Opened 13 years ago

#781 new defect

Section extraction for PDF using Word

Reported by: ak19 Owned by: nobody
Priority: moderate Milestone: Possible 2.88 Release
Component: Collection Building Severity: major
Keywords: Cc:


John Rose wanted to know two things:

a) on whether extracting metadata (including section data) from Word documents using a microsoft utility is possible for Macs as well.
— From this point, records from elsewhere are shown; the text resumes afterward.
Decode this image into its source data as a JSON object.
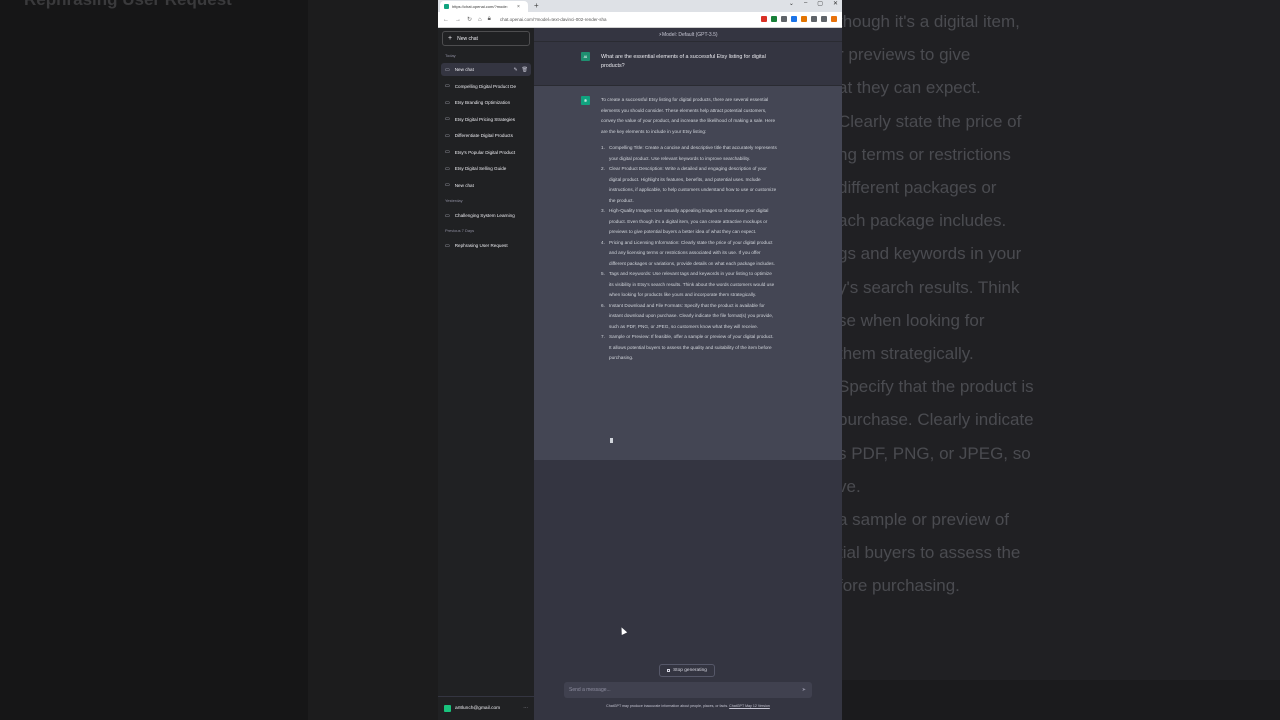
{
  "background": {
    "left_title": "Rephrasing User Request",
    "right_lines": [
      " though it's a digital item,",
      "r previews to give",
      "at they can expect.",
      "Clearly state the price of",
      "ng terms or restrictions",
      "different packages or",
      "ach package includes.",
      "gs and keywords in your",
      "y's search results. Think",
      "se when looking for",
      " them strategically.",
      "Specify that the product is",
      " purchase. Clearly indicate",
      "s PDF, PNG, or JPEG, so",
      "ve.",
      "a sample or preview of",
      "tial buyers to assess the",
      "fore purchasing."
    ]
  },
  "browser": {
    "tab_title": "https://chat.openai.com/?mode:",
    "tab_close": "×",
    "new_tab": "+",
    "window_controls": [
      "⌄",
      "–",
      "▢",
      "✕"
    ],
    "url": "chat.openai.com/?model=text-davinci-002-render-sha",
    "ext_colors": [
      "#d93025",
      "#188038",
      "#5f6368",
      "#1a73e8",
      "#e37400",
      "#5f6368",
      "#5f6368",
      "#e8710a"
    ]
  },
  "sidebar": {
    "new_chat_label": "New chat",
    "today_label": "Today",
    "today_items": [
      "New chat",
      "Compelling Digital Product De",
      "Etsy Branding Optimization",
      "Etsy Digital Pricing Strategies",
      "Differentiate Digital Products",
      "Etsy's Popular Digital Product",
      "Etsy Digital Selling Guide",
      "New chat"
    ],
    "yesterday_label": "Yesterday",
    "yesterday_items": [
      "Challenging System Learning"
    ],
    "prev7_label": "Previous 7 Days",
    "prev7_items": [
      "Rephrasing User Request"
    ],
    "user_email": "ar8lunch@gmail.com"
  },
  "main": {
    "model_label": "Model: Default (GPT-3.5)",
    "user_avatar": "AI",
    "user_message": "What are the essential elements of a successful Etsy listing for digital products?",
    "assistant_intro": "To create a successful Etsy listing for digital products, there are several essential elements you should consider. These elements help attract potential customers, convey the value of your product, and increase the likelihood of making a sale. Here are the key elements to include in your Etsy listing:",
    "list_items": [
      "Compelling Title: Create a concise and descriptive title that accurately represents your digital product. Use relevant keywords to improve searchability.",
      "Clear Product Description: Write a detailed and engaging description of your digital product. Highlight its features, benefits, and potential uses. Include instructions, if applicable, to help customers understand how to use or customize the product.",
      "High-Quality Images: Use visually appealing images to showcase your digital product. Even though it's a digital item, you can create attractive mockups or previews to give potential buyers a better idea of what they can expect.",
      "Pricing and Licensing Information: Clearly state the price of your digital product and any licensing terms or restrictions associated with its use. If you offer different packages or variations, provide details on what each package includes.",
      "Tags and Keywords: Use relevant tags and keywords in your listing to optimize its visibility in Etsy's search results. Think about the words customers would use when looking for products like yours and incorporate them strategically.",
      "Instant Download and File Formats: Specify that the product is available for instant download upon purchase. Clearly indicate the file format(s) you provide, such as PDF, PNG, or JPEG, so customers know what they will receive.",
      "Sample or Preview: If feasible, offer a sample or preview of your digital product. It allows potential buyers to assess the quality and suitability of the item before purchasing."
    ],
    "stop_label": "Stop generating",
    "input_placeholder": "Send a message...",
    "disclaimer": "ChatGPT may produce inaccurate information about people, places, or facts. ",
    "disclaimer_link": "ChatGPT May 12 Version"
  }
}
b) could the facility of automatic section information extraction which exists only for Word be used for pdf files as follows:

  1. Generate the document in Word format (in Word or Open Office).
  2. Import it into Greenstone Windows version and generate an html file with the section information incorporated but hidden by right clicking on the file in the Gather view.
  3. Generate a pdf file from the Word file (for example in Open Office) and put it in the collection.
  4. Find a way to tell Greenstone that the pdf document is the scrlink for the html document (initially by adding a link manually in the archives file, but later perhaps by finding a way to set this by a parameter in HTMLPlugin, something like an associated file). One would also have to make sure that the associated pdf file is not treated a second time as the primary file.

In this way one could do section searching on the html file and display in the pdf file. The problem is step 4, could you advise?

Change History (0)

Note: See TracTickets for help on using tickets.